You are a hamster trying to be converted. That’s the point of the free tier. You could just pay for it and the nagging would stop. You are now paying for TTRSS and have the experience of a paying customer.
Part of the appeal of advertising in Cosmpolitan or the New York Times is that the readers have qualified themselves by paying for a subscription.
Netflix is playing a dangerous game by letting people pay to turn on ads because the kind of person who values their attention so little to save a few dollars isn’t going to buy anything. The really desirable people to advertise to are the ones who have more money to spend.
My guess is that a person who subscribes to the entry level of a product is more likely to be upsold to something else than a free user is going to even think about paying. (e.g. try watching TV during the daytime and it is depressing to see ads for prescription drugs and Medicare scams and personal injury lawyers, the one thing you might rarely see that people spend their own money on is car dealerships and I guess they need those because I’d nobody bought a car you could never get hit by a car and call William Mattar.)
I think this is the crucial thing. If you offer a service with what you might call a "livable" or "comfortable" free tier, it will end up used as heavily as you allow by people who will cost you resources indefinitely, but who are far more likely to switch to another free service than to ever pay you a cent. For instance, as terrible as this blogger claims to have found Feedly, he used it for nearly a decade!
Skip the temptation to try to eke out a little money from the free tier (because you probably won't) and think of it strictly as a trial option. Either give a time-limited free trial of the service or a heavily-limited version of the service that shows how it works, but that absolutely nobody would want to use at that level forever.
(And in that latter case, then you'll still find one or two users who are willing to subsist on your free tier, whether that's a 3-feed RSS reader or whatever. Shrug and reflect that those weirdos aren't costing you much.)
I've started all the services I pay from their free tiers. Most notable examples are Evernote, Trello, Dropbox and Pocket. As I continued using these tools, I've overgrown them, and the features they offer on subscription tiers started to make sense.
As a result, I've directly bought the highest tier of service which both makes sense and I can afford.
Feedly is different in that regard. They provide a free service, nag me, insert ads into the stream, all at the same time.
Turn down nagging, keep the ads, that's OK. Add a time trial, don't sell ads, that's OK too. But they bombard you, and it comes down to "pay us or go away", and I went away. Not in a decade, but in a week.
I'm a fan of "small web". Simple services which do one thing, and do it well. Simplymail, Source Hut, Mataroa, Smol.pub, etc. They're also paid services, and I also pay for some of them. It's a simple transaction. $X for a year, no tracking, no funny data business, for these services. This is beyond elegant.
I found out that I have got enough of the modern web, with sites overloading my senses and doing all kinds of funny business with my information even if I pay them.

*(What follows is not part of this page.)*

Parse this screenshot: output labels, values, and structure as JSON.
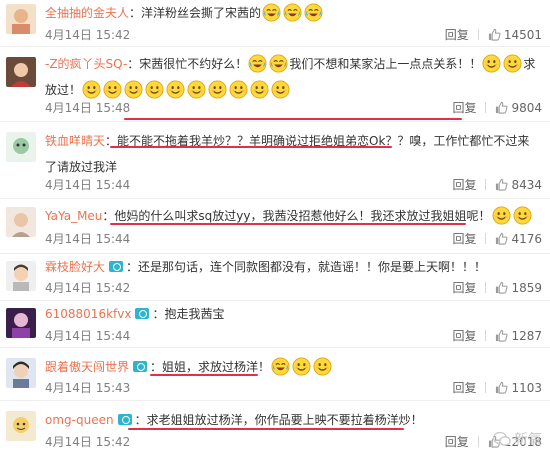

Feedly is a business, they want to earn money and provide services, that's fair. They can operate the way they want, and I'm not entitled to tell them how to operate, or force them. On the other hand, they're not entitled to my money or continued patronage because I opened an account on their service and gave a test drive.
The people you want to advertise to are not necessarily people who have money. It’s people who will buy your product. That’s the supposed value of online advertising: better targeting. There is still plenty of money to be made outside of the most affluent segments.
> My guess is that a person who subscribes to the entry level of a product is more likely to be upsold to something else than a free user is going to even think about paying.
That’s true. But you still need a way to onboard people on the first paying tier at some point.
> try watching TV during the daytime and it is depressing to see ads for prescription drugs and Medicare scams and personal injury lawyers
That’s because of the demographic who watch TV during daytime: mostly retired people or unemployed people amongst which disabilities must be above average. Forty years ago you will have bombarded with ads for soap.
I'm also a paying Dropbox customer and they keep nagging about Dropbox for Business and _that_ I find annoying.
> You are a hamster trying to be converted. That’s the point of the free tier.
I don't think so. Trello's free tier is usable. GitLab and GitHub's free tiers are usable, Pocket's free tier is usable. I'm paying to many services which I can use freely and get things done, and I pay for the highest tier I can make use of and fits my budget, but Feedly's take is esp. bad about their paid tier and nagging.
The problem is not presence of paid tier. It's how it's presented to you. I can pay for feedly, but I don't need the features me, and they were so pushy that it put me off.